Nicola Poccia, Leibniz Institute for Solid State and Materials Research Dresden, (IFW-Dresden), Germany. Department of Physics, University of Naples “Federico II”, Napoli NA, Italy

Wednesday, January 24 at 11:00 am (Paris time)
Room Charpak, entrance building, ground floor
Cuprate twistronics for a new generation of macroscopic quantum hardwares.

Recent technological advancements have enabled the preservation of near-perfect superconductivity and lattice structure in isolated, atomically thin Bi2212 crystals, facilitating the development of Bi2212-based junctions [1,2]. These advancements focus on controlling the diffusion of oxygen interstitials, a key factor causing disorder in Bi2212 cuprates. While intrinsic local lattice distortions in pristine cuprates [3] may contribute minimally without affecting the d-wave nature of the dominant order parameter, lattice distortions due to oxygen interstitials diffusion above 200 K [4,5] are harmful. To counter this, a cryogenic stacking protocol has been developed, freezing oxygen interstitial motion at temperatures well below 200 K and rapidly establishing the interface in an ultra-low moisture environment [6-8]. This method has led to the creation of high-quality Josephson junctions, which show a strong dependence of Josephson energy on the twist angle, exhibiting unique properties at a 45° twist [6-8]. Notably, these junctions display fractional Shapiro steps and Fraunhofer patterns, indicating two degenerate Josephson ground states with time-reversal symmetry (TRS). The ability to control the junction current bias sequence to selectively break TRS allows the junction to enter either ground state. This discovery has prompted the proposal of a novel capacitively shunted qubit, termed ’flowermon,’ characterized by its d-wave order parameter that offers inherent protection against charge-noise-induced relaxation and quasiparticle-induced dissipation [9]. The flowermon signifies a step towards high-coherence, hybrid superconducting quantum devices using unconventional superconductors.
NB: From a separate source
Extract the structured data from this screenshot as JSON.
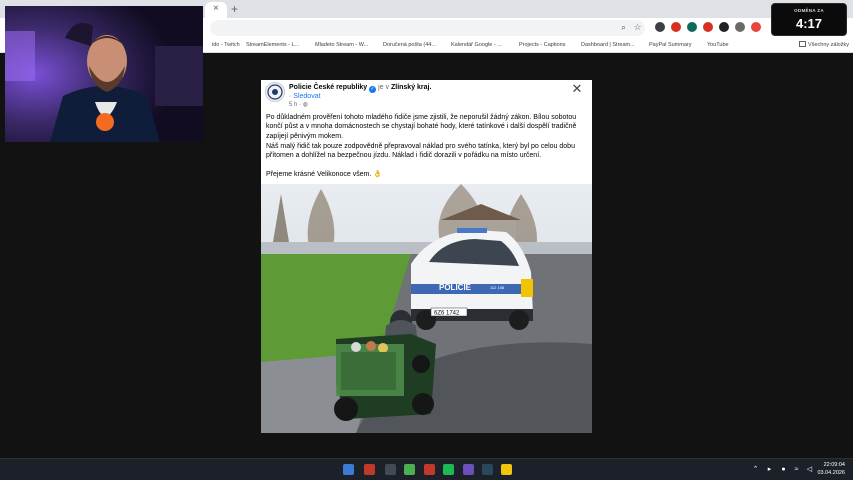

To fabricate complex circuits like those needed for the flowermon, a new technique involving cryogenic dry transfer of printable circuits embedded in a silicon nitride membrane has been developed [10]. This technique separates the circuit fabrication process, which involves chemical and physical stresses, from the creation of thin superconducting structures, thereby providing electrical contacts in a single step and protecting the superconducting surface from environmental damage.

[1] S. Y. F. Zhao, N. Poccia, et al., Physical Review Letters 122, 247001 (2019).

[2] N. Poccia, et al., Physical Review Materials 4, 114007 (2020).

[3] N. Poccia, et al. Proceedings of the National Academy of Sciences 109, 15685-15690 (2012).

[4] N. Poccia, et al., Nature Materials 10, 733 (2011).

[5] M. Fratini, N. Poccia, et al. Nature 466, 841 (2010).

[6] S. Y. F. Zhao, N. Poccia, et al., Science 382, 1422 (2023).

[7] Y. Lee, N. Poccia, et al., Advanced Materials 35, 2209135 (2023).

[8] M. Martini, N. Poccia, et al., Materials Today 67, 106 (2023).

[9] V. Brosco, N. Poccia, et al. Physical Review Letters 132, 017003 (2024).

[10] C. N. Saggau, N. Poccia et al ACS Applied Materials & Interfaces 15, 51558-51564 (2023).